Forbes – The Philippines hopes to be the next big thing in Asian gaming, and its biggest step toward that goal just completed its first year of operation. Solaire Resort and Casino opened in March last year (see page 77; payment required), the first of four planned US$1 billion-plus integrated resorts (IRs) in Entertainment City on Manila Bay.
Solaire’s parent company Bloomberry Resorts this month released its full year results for 2013, as did its current main rival, Resorts World Manila, where ownership also holds a license for an Entertainment City IR. But the results sow doubts about building more IRs in the Philippines.
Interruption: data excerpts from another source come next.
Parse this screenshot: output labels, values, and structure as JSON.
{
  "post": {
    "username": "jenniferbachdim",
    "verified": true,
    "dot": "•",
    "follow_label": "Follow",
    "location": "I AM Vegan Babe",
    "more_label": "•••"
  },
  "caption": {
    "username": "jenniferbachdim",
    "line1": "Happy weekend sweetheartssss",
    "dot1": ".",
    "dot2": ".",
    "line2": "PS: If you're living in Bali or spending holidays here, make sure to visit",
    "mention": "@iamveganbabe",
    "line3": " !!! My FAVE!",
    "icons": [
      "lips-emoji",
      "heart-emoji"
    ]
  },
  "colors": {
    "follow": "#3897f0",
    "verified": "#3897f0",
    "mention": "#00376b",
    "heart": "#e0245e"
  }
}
Bloomberry reported a loss in Philippine pesos for the year equivalent to US$29 million. For Solaire’s nine and a half months of operations, the loss was nearly US$6 million. Bloomberry blamed the red ink largely on “mistakes and inefficiencies” by consultant Global Gaming Asset Management (GGAM), headed by former Las Vegas Sands president and chief operating officer William Weidner. Bloomberry fired GGAM in September (see page 93), with charges and countercharges following. The breakup is now in arbitration in Singapore, and Bloomberry obtained a Philippine court order to stop GGAM’s US$166 million deal to sell its 8.7% stake in the Manila traded company until arbitrators issue their decision, which will likely take years.